Oyunculuğa başlamadan önce solist ve balerindiniz. Neden oyunculuğa yöneldiniz?
- Bale artık yok hayatımda, çünkü önemli bir kaza geçirdim. Topuğumun bir bölümünü kaybettim.
Nasıl yani?
- Kaza geçirdim, ayağım çürüdü. Topuğumun bir kısmını aldılar. Altı ay hastanede kaldım, dört ameliyat geçirdim. Çok kötü bir süreçti. Dolayısıyla dans tamamen çıktı hayatımdan. Artık riskli bir şey benim için. Oyunculuk ise sürpriz değil bana kalırsa... Böyle bir iş yapacağım yıllar öncesinden belliydi. Dans eder, küçükken mikrofonla ayna karşısına geçer, şarkı söyler, kendi kendimle röportajlar yapardım.
Bir dakika, ayna karşısına saç fırçasıyla geçmiyor muydunuz? Çocukken hep öyle yapılır, kimse mikrofon bilmez...
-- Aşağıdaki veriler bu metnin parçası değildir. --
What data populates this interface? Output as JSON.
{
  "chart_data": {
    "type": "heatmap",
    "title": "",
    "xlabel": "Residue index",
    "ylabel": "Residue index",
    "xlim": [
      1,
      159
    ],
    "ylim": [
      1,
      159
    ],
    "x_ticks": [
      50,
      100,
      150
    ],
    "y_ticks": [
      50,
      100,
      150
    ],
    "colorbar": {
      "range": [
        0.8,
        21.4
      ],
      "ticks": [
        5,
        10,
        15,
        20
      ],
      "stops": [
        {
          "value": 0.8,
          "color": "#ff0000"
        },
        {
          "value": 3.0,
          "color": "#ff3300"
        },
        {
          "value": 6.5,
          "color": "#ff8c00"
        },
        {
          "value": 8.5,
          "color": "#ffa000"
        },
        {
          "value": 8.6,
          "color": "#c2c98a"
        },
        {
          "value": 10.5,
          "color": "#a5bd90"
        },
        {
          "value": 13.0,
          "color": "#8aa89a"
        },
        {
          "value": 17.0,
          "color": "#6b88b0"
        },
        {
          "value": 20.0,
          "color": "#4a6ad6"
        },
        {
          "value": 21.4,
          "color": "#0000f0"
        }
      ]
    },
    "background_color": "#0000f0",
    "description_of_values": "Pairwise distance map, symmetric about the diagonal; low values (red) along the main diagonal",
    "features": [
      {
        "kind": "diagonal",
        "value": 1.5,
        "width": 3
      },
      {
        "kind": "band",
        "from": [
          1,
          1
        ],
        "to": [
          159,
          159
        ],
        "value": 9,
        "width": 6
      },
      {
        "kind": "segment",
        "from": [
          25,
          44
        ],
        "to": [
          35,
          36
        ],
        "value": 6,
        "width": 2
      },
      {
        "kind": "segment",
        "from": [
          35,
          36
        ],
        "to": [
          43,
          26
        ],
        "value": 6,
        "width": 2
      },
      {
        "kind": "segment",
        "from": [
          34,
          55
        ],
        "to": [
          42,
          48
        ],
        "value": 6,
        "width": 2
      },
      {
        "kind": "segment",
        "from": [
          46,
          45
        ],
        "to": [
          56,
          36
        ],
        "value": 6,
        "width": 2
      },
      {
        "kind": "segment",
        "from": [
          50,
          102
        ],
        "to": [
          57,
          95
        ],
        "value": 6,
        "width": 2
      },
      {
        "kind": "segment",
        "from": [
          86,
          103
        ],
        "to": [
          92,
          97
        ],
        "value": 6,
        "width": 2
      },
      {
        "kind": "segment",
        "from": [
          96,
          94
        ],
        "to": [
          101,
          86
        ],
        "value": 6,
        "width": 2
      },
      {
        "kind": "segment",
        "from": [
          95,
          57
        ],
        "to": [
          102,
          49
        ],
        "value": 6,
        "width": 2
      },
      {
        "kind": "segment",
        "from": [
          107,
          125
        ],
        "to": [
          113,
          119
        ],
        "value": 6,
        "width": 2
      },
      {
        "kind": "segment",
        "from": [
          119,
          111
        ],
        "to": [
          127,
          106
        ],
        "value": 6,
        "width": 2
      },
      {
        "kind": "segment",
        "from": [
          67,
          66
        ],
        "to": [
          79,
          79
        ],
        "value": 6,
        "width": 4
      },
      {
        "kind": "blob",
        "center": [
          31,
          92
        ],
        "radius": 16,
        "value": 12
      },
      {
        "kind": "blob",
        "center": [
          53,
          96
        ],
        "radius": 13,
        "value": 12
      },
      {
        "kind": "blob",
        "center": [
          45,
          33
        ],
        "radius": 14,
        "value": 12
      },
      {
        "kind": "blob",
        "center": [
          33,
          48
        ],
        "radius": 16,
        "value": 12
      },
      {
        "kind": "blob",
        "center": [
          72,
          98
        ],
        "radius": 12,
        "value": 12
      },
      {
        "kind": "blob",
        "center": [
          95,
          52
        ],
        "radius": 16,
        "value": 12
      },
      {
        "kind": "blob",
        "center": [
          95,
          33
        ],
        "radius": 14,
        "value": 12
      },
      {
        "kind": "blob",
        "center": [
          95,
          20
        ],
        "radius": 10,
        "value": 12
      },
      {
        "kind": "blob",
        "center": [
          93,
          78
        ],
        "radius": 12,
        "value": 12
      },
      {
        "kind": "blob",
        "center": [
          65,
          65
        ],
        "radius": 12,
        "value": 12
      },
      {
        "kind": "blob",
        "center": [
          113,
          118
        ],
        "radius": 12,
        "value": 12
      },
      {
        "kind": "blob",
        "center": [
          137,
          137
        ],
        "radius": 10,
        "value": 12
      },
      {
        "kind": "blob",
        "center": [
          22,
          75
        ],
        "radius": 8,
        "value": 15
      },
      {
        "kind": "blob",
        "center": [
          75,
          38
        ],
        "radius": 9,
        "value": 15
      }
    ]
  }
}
- Hiç saç fırçam olmadı ki, benim gerçekten de mikrofonum vardı. Hep makyajlıydım hatta. Spotlar altında olacağım belliydi ama ben bale diye düşünürken mecburen oyunculuğa yöneldim.
Müziğe ne oldu?
- Oyunculukla birlikte devam ediyor o... Zaten tiyatro için de şan eğitimi almak şart... Ben müziği oyunculuğa destek için kullansam da arkadaşlarım albüm beklentisinde... Elbet onun da zamanı gelir. Bir an önce albüm çıkarayım, hayatım boyunca müzik yapayım gibi bir hayalim yok.
Neden olmasın?
- Sadece üç tane bestem var. Onunla kime ne göstereceğim, kendimi nasıl kanıtlayacağım?
Canım şarkıları başkalarından alırsınız, sorun mu?
- Başkasından şarkı alıp bir şeyler yapmak bana çok samimi gelmiyor ama... Özetle daha albüm işlerine çok zaman var.